Dagegen beschwerte sich die X AG bei der Obergerichtskommission. Dabei machte sie u.a. geltend, das Klagebegehren auf Auszahlung der auf dem Sperrkonto liegenden Betreffnisse könne nur sinnvoll gestellt werden, wenn sie auch in der Lage sei, die Nummer des entsprechenden Kontos zu nennen. Die Obergerichtskommission hat die Beschwerde gutgeheissen.
Aus den Erwägungen:
Hingegen ist der Interessent nicht ohne weiteres berechtigt, Kenntnis von anderen Tatsachen zu erhalten, die sich zwar in den Betreibungsakten finden, jedoch nicht in den Protokollauszug aufzunehmen sind. Dasselbe gilt hinsichtlich von Tatsachen, die auch nicht aktenkundig sind, von denen aber der Betreibungsbeamte in seiner amtlichen Eigenschaft Kenntnis erlangt hat.
b) In Konkursen hat die Praxis seit langem den Gläubigern Einsicht grundsätzlich in alle im Besitze des Konkursamtes befindlichen Akten gewährt.
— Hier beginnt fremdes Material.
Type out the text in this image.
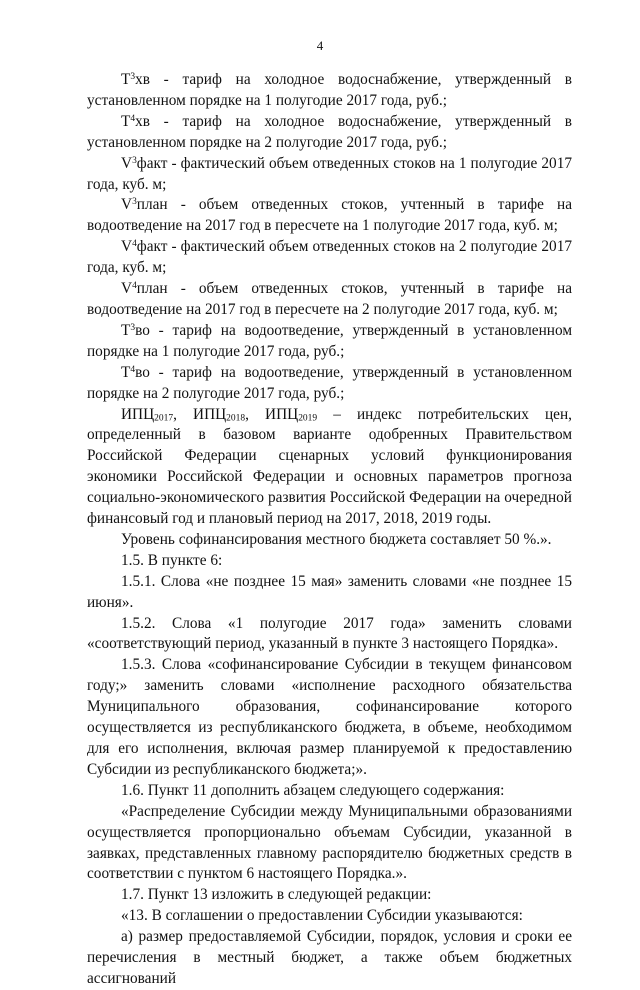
4

$T^3хв$ - тариф на холодное водоснабжение, утвержденный в установленном порядке на 1 полугодие 2017 года, руб.;

$T^4хв$ - тариф на холодное водоснабжение, утвержденный в установленном порядке на 2 полугодие 2017 года, руб.;

$V^3факт$ - фактический объем отведенных стоков на 1 полугодие 2017 года, куб. м;

$V^3план$ - объем отведенных стоков, учтенный в тарифе на водоотведение на 2017 год в пересчете на 1 полугодие 2017 года, куб. м;

$V^4факт$ - фактический объем отведенных стоков на 2 полугодие 2017 года, куб. м;

$V^4план$ - объем отведенных стоков, учтенный в тарифе на водоотведение на 2017 год в пересчете на 2 полугодие 2017 года, куб. м;

$T^3во$ - тариф на водоотведение, утвержденный в установленном порядке на 1 полугодие 2017 года, руб.;

$T^4во$ - тариф на водоотведение, утвержденный в установленном порядке на 2 полугодие 2017 года, руб.;

$ИПЦ_{2017}$, $ИПЦ_{2018}$, $ИПЦ_{2019}$ – индекс потребительских цен, определенный в базовом варианте одобренных Правительством Российской Федерации сценарных условий функционирования экономики Российской Федерации и основных параметров прогноза социально-экономического развития Российской Федерации на очередной финансовый год и плановый период на 2017, 2018, 2019 годы.

Уровень софинансирования местного бюджета составляет 50 %.».

1.5. В пункте 6:

1.5.1. Слова «не позднее 15 мая» заменить словами «не позднее 15 июня».

1.5.2. Слова «1 полугодие 2017 года» заменить словами «соответствующий период, указанный в пункте 3 настоящего Порядка».

1.5.3. Слова «софинансирование Субсидии в текущем финансовом году;» заменить словами «исполнение расходного обязательства Муниципального образования, софинансирование которого осуществляется из республиканского бюджета, в объеме, необходимом для его исполнения, включая размер планируемой к предоставлению Субсидии из республиканского бюджета;».

1.6. Пункт 11 дополнить абзацем следующего содержания:

«Распределение Субсидии между Муниципальными образованиями осуществляется пропорционально объемам Субсидии, указанной в заявках, представленных главному распорядителю бюджетных средств в соответствии с пунктом 6 настоящего Порядка.».

1.7. Пункт 13 изложить в следующей редакции:

«13. В соглашении о предоставлении Субсидии указываются:

а) размер предоставляемой Субсидии, порядок, условия и сроки ее перечисления в местный бюджет, а также объем бюджетных ассигнований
Das Konkursamt kann den Gläubigern die Einsicht in Akten nur verweigern, wenn aussergewöhnliche Umstände dies rechtfertigen, so etwa wenn sich ein Gesuch auf Gründe stützt, die mit der Gläubigereigenschaft nichts zu tun haben, wenn es schikanös ist oder wenn ihm eine gebieterische Pflicht zur Verschwiegenheit entgegensteht (BGE 91 III 95 ff. mit Hinweisen; Praxis 1966 Nr. 43; Praxis 1960, Nr. 40; BGE 40 III 259 ff.). Diese weitgehende Praxis wurde u.a. damit begründet, dass die Konkursgläubiger in gewissen Fällen die Abtretung der Rechtsansprüche der Masse erwirken können und daher in die Lage versetzt werden müssen, deren Begründetheit zu prüfen und zu beweisen. Im Falle des Konkurses genügt die Einsicht in die Protokolle nicht, um den Gläubigern die Wahrung ihrer Rechte zu erlauben (a.a.O.).